Ottos were not a demonstrative bunch by nature and Kim observed Lothar make the obligatory rounds seeming no more comfortable than she would have been. Men shook his hand or saluted respectfully; women nodded and smiled or saluted; children kept their distance and saluted.
Lothar’s identification was positively confirmed when he passed close enough for Kim to read his nametag, but he merely nodded toward her without stopping or noticing whether she nodded in reply. She didn't mind; she was no better at small talk than the rest of her family. She did not salute.
When Kim had absorbed enough real warmth to feel her toes again, she became aware of the lateness of the hour. She needed to do what she came for and get back to Madison for her flight back to DC.
Yet the never-ending line of Ottos continued unabated toward Grandma Louisa's room. When she could stall no longer, Kim joined the cousin trail, feeling as if the guillotine waited at the end of the line. The piercing pain between her eyes made the prospect of losing her head almost welcome.
Kim shuffled along with the line advancing at warp speed of two feet a minute, closing the distance in an orderly fashion as each cousin slipped into the sick room alone and stayed precisely sixty seconds before emerging without flowing tears or evidence of sobbing via fists-full of damp
, crumpled tissues. Lack of hysteria salved Kim’s anxiety; the inexorable forward movement did not.

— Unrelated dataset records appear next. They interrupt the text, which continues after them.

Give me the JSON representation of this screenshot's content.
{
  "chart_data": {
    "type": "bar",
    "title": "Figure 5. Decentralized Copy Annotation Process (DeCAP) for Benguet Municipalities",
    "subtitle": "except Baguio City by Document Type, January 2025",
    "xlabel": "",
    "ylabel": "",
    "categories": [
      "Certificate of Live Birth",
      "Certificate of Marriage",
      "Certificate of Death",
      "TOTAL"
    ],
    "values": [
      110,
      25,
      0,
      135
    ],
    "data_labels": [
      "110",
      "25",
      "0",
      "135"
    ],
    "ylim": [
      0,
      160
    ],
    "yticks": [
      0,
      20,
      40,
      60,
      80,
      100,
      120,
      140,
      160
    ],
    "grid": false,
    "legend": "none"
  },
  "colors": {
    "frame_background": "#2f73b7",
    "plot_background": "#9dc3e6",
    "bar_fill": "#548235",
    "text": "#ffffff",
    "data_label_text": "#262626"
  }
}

Grandma Louisa had never inspired open affection from anyone and Kim wondered how she coped when her stoic progeny remained composed. Did Grandma think no one cared? Or was she, herself uncaring? This mystery had plagued Kim most of her life. Was it she who felt nothing for Grandma first? Or, as a small child, had she absorbed the message that Grandma Louisa felt nothing for her and defended against apathy thereafter?
Kim sighed and raised her hand to knead tension from the back of her neck. Again, she was glad Sen Li was absent. Mom would have created a spectacle of some kind about the Otto family's cold nature, the way she always did, and Kim had no desire to cope with such scenes on top of everything else. At the moment, Kim couldn't recall the precise nature of their last battle. None of it mattered any more. The old lady was on her way out. Whatever the source of their problems, now was the time to set them aside and move on.
Hushed words hummed quietly among the cousins at volumes too low to comprehend, Kim realized. She was sure the conversations were about crops and kids and church and plans for Thanksgiving. Nothing she would feel comfortable discussing with these near strangers, even if they tried to include her, which they did not. Not that it mattered. She'd be gone soon, and so would Grandma Louisa.
Too quickly, the Otto in front of her entered Grandma's room. The door closed quietly behind him. Kim was next and she had no idea what she'd say. She had not seen Grandma Louisa for ten years and the last time they'd met ended badly, as had most of their encounters. Grandma Louisa could not forgive Sen Li for taking Albert away from the family. That grudge engulfed Albert's daughters because they resembled their mother. Kim had accepted years ago that she would never be tall and blonde and German on the outside; it wasn't enough for Grandma Louisa that Kim was as fierce as any Otto on the inside.